Modernity, he thought, was exhausting itself. Humanity could not “carry on any longer merely on the surface, a purely external life”; we must either “go deep or peter out altogether.” This deepening requires times of interiority, contemplation, rigor, invisibility, time with the inside of holy things.
There is also a tendency in our moment to prioritize the distant over the proximate and the big over the small. We can seek to have all the right political opinions and still not really love our actual neighbors, those right around us, in our homes, in our workplaces or on our blocks.
The former senator Ben Sasse wrote, “When we prioritize ‘news’ from afar, we’re saying that our distant-but-shallow communities are more important than our small-but-deep flesh-and-blood ones.” In our time of digitization and rapid information, our temptation is what the philosopher Charles Taylor called “excarnation” — the opposite of “incarnation,” it makes our life into an abstraction.
We become like Linus in the old “Peanuts” cartoons who famously said: “I love mankind. It’s people I can’t stand.” True community, however, is made of real people with names, of friends with true faults, of congregations with faces, of the local, the small. Don’t get me wrong: Global and national news is important and I will continue to read news and opinion pieces nearly every day. But for me, as for most of us, the places we meet God — the places we become human — are not primarily in abstract debates about culture wars or the role of religion in society, but in worship on a Sunday morning or in dropping off soup for a grieving friend, in a vulnerable conversation or in making breakfast at the homeless shelter down the street, in celebration with a neighbor or in the drowsy prayers uttered while rocking a feverish toddler in the middle of the night.
The way to battle abstraction in our time is to embrace the material, the incarnation of our lives, the fleshy, complicated, touchable realities right around us in our neighborhoods, churches, friends and families. And this enfleshed, incarnational part of my life and work deserves some extra attention now, at least for a little while.
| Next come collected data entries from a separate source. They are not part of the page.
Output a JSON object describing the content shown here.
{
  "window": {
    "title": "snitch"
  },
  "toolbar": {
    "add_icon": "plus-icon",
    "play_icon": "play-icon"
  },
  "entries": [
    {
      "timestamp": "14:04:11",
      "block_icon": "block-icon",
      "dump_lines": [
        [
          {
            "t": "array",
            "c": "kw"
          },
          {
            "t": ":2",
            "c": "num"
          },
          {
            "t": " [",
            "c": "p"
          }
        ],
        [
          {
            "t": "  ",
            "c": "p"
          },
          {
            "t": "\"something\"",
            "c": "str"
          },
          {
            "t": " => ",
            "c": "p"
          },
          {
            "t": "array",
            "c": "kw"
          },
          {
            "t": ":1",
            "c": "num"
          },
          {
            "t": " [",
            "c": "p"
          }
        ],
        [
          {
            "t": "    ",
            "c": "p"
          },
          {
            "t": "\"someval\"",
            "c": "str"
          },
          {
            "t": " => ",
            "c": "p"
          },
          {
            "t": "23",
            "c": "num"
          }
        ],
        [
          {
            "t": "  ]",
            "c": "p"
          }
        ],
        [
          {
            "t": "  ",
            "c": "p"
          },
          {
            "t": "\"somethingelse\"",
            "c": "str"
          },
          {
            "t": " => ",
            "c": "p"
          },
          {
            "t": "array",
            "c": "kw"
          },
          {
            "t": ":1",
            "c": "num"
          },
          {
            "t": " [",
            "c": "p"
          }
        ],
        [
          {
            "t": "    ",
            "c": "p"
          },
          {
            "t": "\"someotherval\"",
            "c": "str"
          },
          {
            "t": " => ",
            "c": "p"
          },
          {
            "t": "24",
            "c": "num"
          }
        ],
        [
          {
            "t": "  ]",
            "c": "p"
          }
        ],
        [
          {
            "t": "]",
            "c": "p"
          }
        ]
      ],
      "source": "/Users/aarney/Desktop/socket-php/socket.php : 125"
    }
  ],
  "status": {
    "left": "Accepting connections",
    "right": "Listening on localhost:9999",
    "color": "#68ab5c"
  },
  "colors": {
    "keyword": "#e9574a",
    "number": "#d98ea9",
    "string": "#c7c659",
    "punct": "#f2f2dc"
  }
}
So, finally, if you’d indulge me a little more, in Anglican liturgy, we wind up our worship service each week with a departure ritual: a closing benediction. So, I want to say to my readers, to those who’ve written and told me about your lives, to those who’ve enthusiastically encouraged me or shared my work with others, to those who’ve disagreed with me respectfully, to those who have disagreed with me less respectfully, to those who are struggling and those who are rejoicing, to those who are afraid or those who are encouraged, to those full of faith and those full of doubt and those full of both at the same time: God bless and keep you. You have been a gift to me and I am grateful for each of you.